Jumat 31 May 2013 14:02 WIB

Agar Jakarta Tak Lagi Rawan Kebakaran

 Petugas Pemadam kebakaran dibantu warga berusaha memadamkan rumah yang terbakar di Jalan Salemba, Senen, Jakarta Pusat, Selasa (12/3).   (Republika/ Agung Supriyanto)
Petugas Pemadam kebakaran dibantu warga berusaha memadamkan rumah yang terbakar di Jalan Salemba, Senen, Jakarta Pusat, Selasa (12/3). (Republika/ Agung Supriyanto)

REPUBLIKA.CO.ID,Oleh Subroto (Wartawan Republika Online)

 

Apa persamaan aturan minum obat dengan kejadian kebakaran di DKI Jakarta? Jawabnya : sama-sama tiga kali sehari.

Sepanjang tahun 2012 lalu telah terjadi 1.008 kebakaran di seluruh Jakarta. Itu artinya dalam sebulan rata-rata ada 84 kali kebakaran, 19 kali  seminggu, atau hampir tiga  kejadian sehari.

Penyebab kebakaran terbesar dikarenakan  korsleting listrik.  Yakni sebanyak 663 kejadian.  Penyebab lainnya adalah kompor dengan 88 kejadian, diikuti dengan rokok 46 kali, dan lampu satu  kali. Ada juga pemicu kebakaran lainnya seperti petasan, sampah, atau obat nyamuk. Total  kerugian akibat kebakaran tahun lalu diperkirakan mencapai Rp 290,3 miliar.

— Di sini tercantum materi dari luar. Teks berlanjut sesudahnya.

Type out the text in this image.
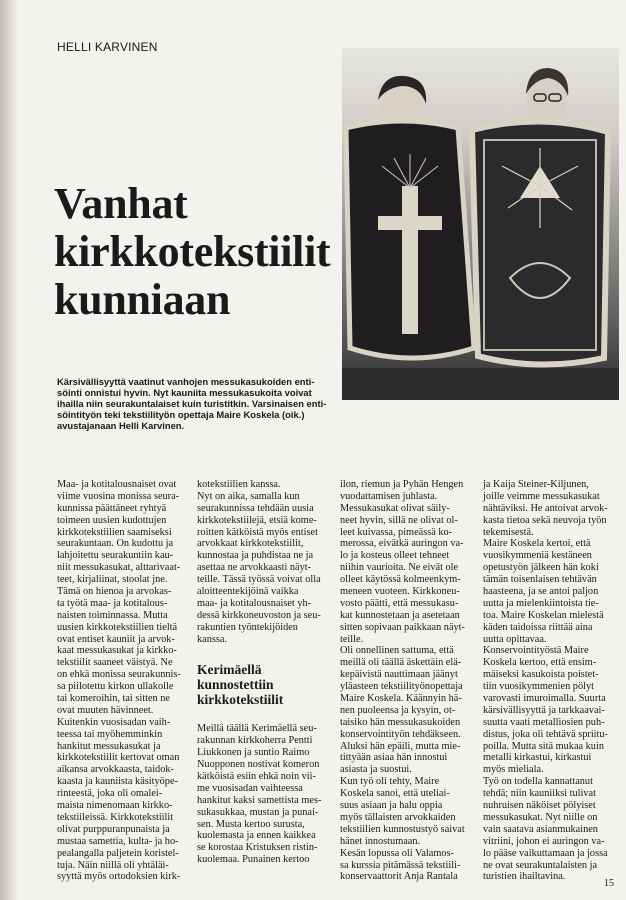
HELLI KARVINEN
Vanhat
kirkkotekstiilit
kunniaan
Kärsivällisyyttä vaatinut vanhojen messukasukoiden enti-
söinti onnistui hyvin. Nyt kauniita messukasukoita voivat
ihailla niin seurakuntalaiset kuin turistitkin. Varsinaisen enti-
söintityön teki tekstiilityön opettaja Maire Koskela (oik.)
avustajanaan Helli Karvinen.
Maa- ja kotitalousnaiset ovat
viime vuosina monissa seura-
kunnissa päättäneet ryhtyä
toimeen uusien kudottujen
kirkkotekstiilien saamiseksi
seurakuntaan. On kudottu ja
lahjoitettu seurakuntiin kau-
niit messukasukat, alttarivaat-
teet, kirjaliinat, stoolat jne.
Tämä on hienoa ja arvokas-
ta työtä maa- ja kotitalous-
naisten toiminnassa. Mutta
uusien kirkkotekstiilien tieltä
ovat entiset kauniit ja arvok-
kaat messukasukat ja kirkko-
tekstiilit saaneet väistyä. Ne
on ehkä monissa seurakunnis-
sa piilotettu kirkon ullakolle
tai komeroihin, tai sitten ne
ovat muuten hävinneet.
Kuitenkin vuosisadan vaih-
teessa tai myöhemminkin
hankitut messukasukat ja
kirkkotekstiilit kertovat oman
aikansa arvokkaasta, taidok-
kaasta ja kauniista käsityöpe-
rinteestä, joka oli omalei-
maista nimenomaan kirkko-
tekstiileissä. Kirkkotekstiilit
olivat purppuranpunaista ja
mustaa samettia, kulta- ja ho-
pealangalla paljetein koristel-
tuja. Näin niillä oli yhtäläi-
syyttä myös ortodoksien kirk-
kotekstiilien kanssa.
Nyt on aika, samalla kun
seurakunnissa tehdään uusia
kirkkotekstiilejä, etsiä kome-
roitten kätköistä myös entiset
arvokkaat kirkkotekstiilit,
kunnostaa ja puhdistaa ne ja
asettaa ne arvokkaasti näyt-
teille. Tässä työssä voivat olla
aloitteentekijöinä vaikka
maa- ja kotitalousnaiset yh-
dessä kirkkoneuvoston ja seu-
rakuntien työntekijöiden
kanssa.
Kerimäellä
kunnostettiin
kirkkotekstiilit
Meillä täällä Kerimäellä seu-
rakunnan kirkkoherra Pentti
Liukkonen ja suntio Raimo
Nuopponen nostivat komeron
kätköistä esiin ehkä noin vii-
me vuosisadan vaihteessa
hankitut kaksi samettista mes-
sukasukkaa, mustan ja punai-
sen. Musta kertoo surusta,
kuolemasta ja ennen kaikkea
se korostaa Kristuksen ristin-
kuolemaa. Punainen kertoo
ilon, riemun ja Pyhän Hengen
vuodattamisen juhlasta.
Messukasukat olivat säily-
neet hyvin, sillä ne olivat ol-
leet kuivassa, pimeässä ko-
merossa, eivätkä auringon va-
lo ja kosteus olleet tehneet
niihin vaurioita. Ne eivät ole
olleet käytössä kolmeenkym-
meneen vuoteen. Kirkkoneu-
vosto päätti, että messukasu-
kat kunnostetaan ja asetetaan
sitten sopivaan paikkaan näyt-
teille.
Oli onnellinen sattuma, että
meillä oli täällä äskettäin elä-
kepäivistä nauttimaan jäänyt
yläasteen tekstiilityönopettaja
Maire Koskela. Käännyin hä-
nen puoleensa ja kysyin, ot-
taisiko hän messukasukoiden
konservointityön tehdäkseen.
Aluksi hän epäili, mutta mie-
tittyään asiaa hän innostui
asiasta ja suostui.
Kun työ oli tehty, Maire
Koskela sanoi, että uteliai-
suus asiaan ja halu oppia
myös tällaisten arvokkaiden
tekstiilien kunnostustyö saivat
hänet innostumaan.
Kesän lopussa oli Valamos-
sa kurssia pitämässä tekstiili-
konservaattorit Anja Rantala
ja Kaija Steiner-Kiljunen,
joille veimme messukasukat
nähtäviksi. He antoivat arvok-
kasta tietoa sekä neuvoja työn
tekemisestä.
Maire Koskela kertoi, että
vuosikymmeniä kestäneen
opetustyön jälkeen hän koki
tämän toisenlaisen tehtävän
haasteena, ja se antoi paljon
uutta ja mielenkiintoista tie-
toa. Maire Koskelan mielestä
käden taidoissa riittää aina
uutta opittavaa.
Konservointityöstä Maire
Koskela kertoo, että ensim-
mäiseksi kasukoista poistet-
tiin vuosikymmenien pölyt
varovasti imuroimalla. Suurta
kärsivällisyyttä ja tarkkaavai-
suutta vaati metalliosien puh-
distus, joka oli tehtävä spriitu-
poilla. Mutta sitä mukaa kuin
metalli kirkastui, kirkastui
myös mieliala.
Työ on todella kannattanut
tehdä; niin kauniiksi tulivat
nuhruisen näköiset pölyiset
messukasukat. Nyt niille on
vain saatava asianmukainen
vitriini, johon ei auringon va-
lo pääse vaikuttamaan ja jossa
ne ovat seurakuntalaisten ja
turistien ihailtavina.
15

Angka kejadian kebakaran yang tinggi ini menurut Kepala Dinas Pemadam Kebakaran dan Penanggulangan Bencana DKI  Jakarta, Subejo, sudah mengkhawatirkan. Tahun ini angka kebakaran juga masih tinggi kendati ada trend  penurunan.  Hingga Mei 2013, kata Subejo, sudah 300 kali si jago merah mengamuk. Itu artinya lebih dari dua kali  kebakaran  terjadi dalam  sehari.

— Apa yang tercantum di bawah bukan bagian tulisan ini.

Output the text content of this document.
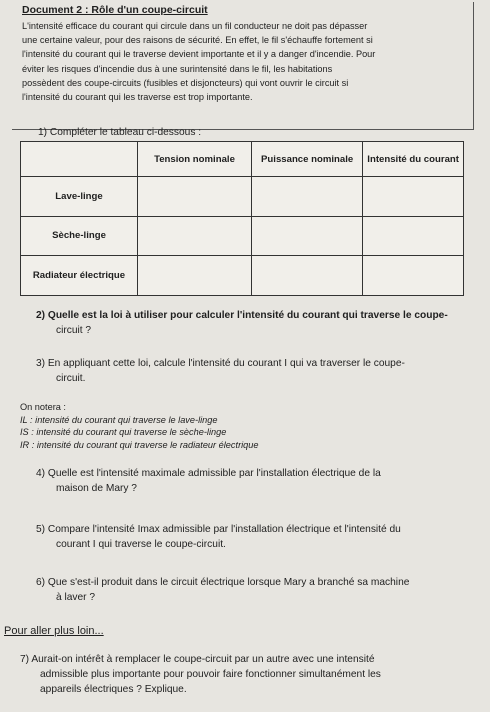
Document 2 : Rôle d'un coupe-circuit
L'intensité efficace du courant qui circule dans un fil conducteur ne doit pas dépasser
une certaine valeur, pour des raisons de sécurité. En effet, le fil s'échauffe fortement si
l'intensité du courant qui le traverse devient importante et il y a danger d'incendie. Pour
éviter les risques d'incendie dus à une surintensité dans le fil, les habitations
possèdent des coupe-circuits (fusibles et disjoncteurs) qui vont ouvrir le circuit si
l'intensité du courant qui les traverse est trop importante.
1) Compléter le tableau ci-dessous :
	Tension nominale	Puissance nominale	Intensité du courant
Lave-linge			
Sèche-linge			
Radiateur électrique			
2) Quelle est la loi à utiliser pour calculer l'intensité du courant qui traverse le coupe-
circuit ?
3) En appliquant cette loi, calcule l'intensité du courant I qui va traverser le coupe-
circuit.
On notera :
IL : intensité du courant qui traverse le lave-linge
IS : intensité du courant qui traverse le sèche-linge
IR : intensité du courant qui traverse le radiateur électrique
4) Quelle est l'intensité maximale admissible par l'installation électrique de la
maison de Mary ?
5) Compare l'intensité Imax admissible par l'installation électrique et l'intensité du
courant I qui traverse le coupe-circuit.
6) Que s'est-il produit dans le circuit électrique lorsque Mary a branché sa machine
à laver ?
Pour aller plus loin...
7) Aurait-on intérêt à remplacer le coupe-circuit par un autre avec une intensité
admissible plus importante pour pouvoir faire fonctionner simultanément les
appareils électriques ? Explique.
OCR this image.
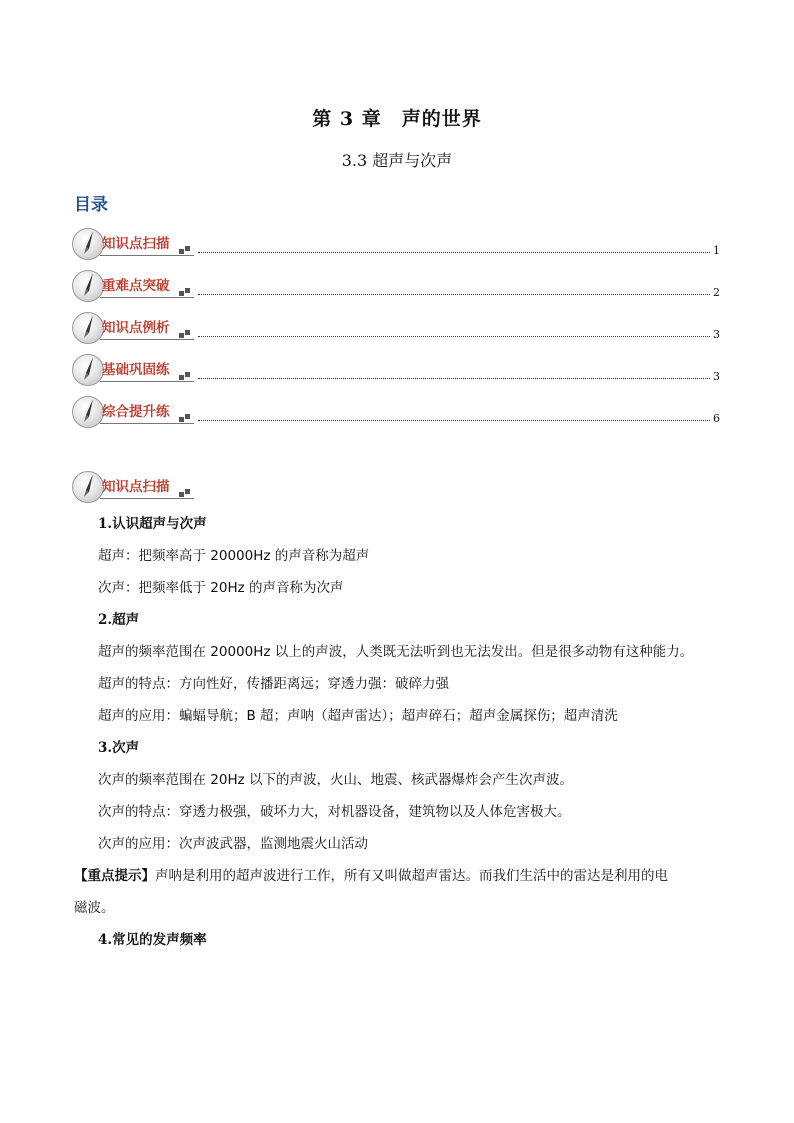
第 3 章　声的世界
3.3 超声与次声
目录
知识点扫描	1
重难点突破	2
知识点例析	3
基础巩固练	3
综合提升练	6
知识点扫描
1.认识超声与次声
超声：把频率高于 20000Hz 的声音称为超声
次声：把频率低于 20Hz 的声音称为次声
2.超声
超声的频率范围在 20000Hz 以上的声波，人类既无法听到也无法发出。但是很多动物有这种能力。
超声的特点：方向性好，传播距离远；穿透力强：破碎力强
超声的应用：蝙蝠导航；B 超；声呐（超声雷达）；超声碎石；超声金属探伤；超声清洗
3.次声
次声的频率范围在 20Hz 以下的声波，火山、地震、核武器爆炸会产生次声波。
次声的特点：穿透力极强，破坏力大，对机器设备，建筑物以及人体危害极大。
次声的应用：次声波武器，监测地震火山活动
【重点提示】声呐是利用的超声波进行工作，所有又叫做超声雷达。而我们生活中的雷达是利用的电
磁波。
4.常见的发声频率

Subejo mengungkapkan, Jakarta Barat menjadi ‘penyumbang’ kejadian kebakaran terbanyak di Jakarta. Hal itu menurutnya karena di wilayah tersebut banyak kawasan yang padat penduduk dan perumahan.

Daerah  yang paling rawan kebakaran di Jakarta Barat adalah Kecamatan Tambora.  Di Tambora kebakaran sudah diibaratkan arisan RT. Tinggal menunggu giliran. Di wilayah ini  banyak rumah penduduk terdiri dari dua lantai.  Biasanya lantai pertama berdinding tembok permanen, sedangkan bagian atasnya berdinding  papan atau tripleks. Rumah-rumah itu  saling berdempetan dengan penataan lingkungan yang semrawut. “Angka kejadian kebakaran di Tambora tercatat paling tinggi,” kata Subejo, di Jakarta, Kamis (30/5).

Korsleting listrik  ungkap Subejo, menyumbang lebih dari 60 persen kejadian kebakaran.  Korsleting itu bisa disebabkan oleh hubungan pendek, atau akibat kerusakan pada peralatan elektronik seperti dispenser,  AC, televisi, dan sebagainya.  Korsleting listrik menimbulkan api yang langsung menyebar ke areal sekitarnya yang padat.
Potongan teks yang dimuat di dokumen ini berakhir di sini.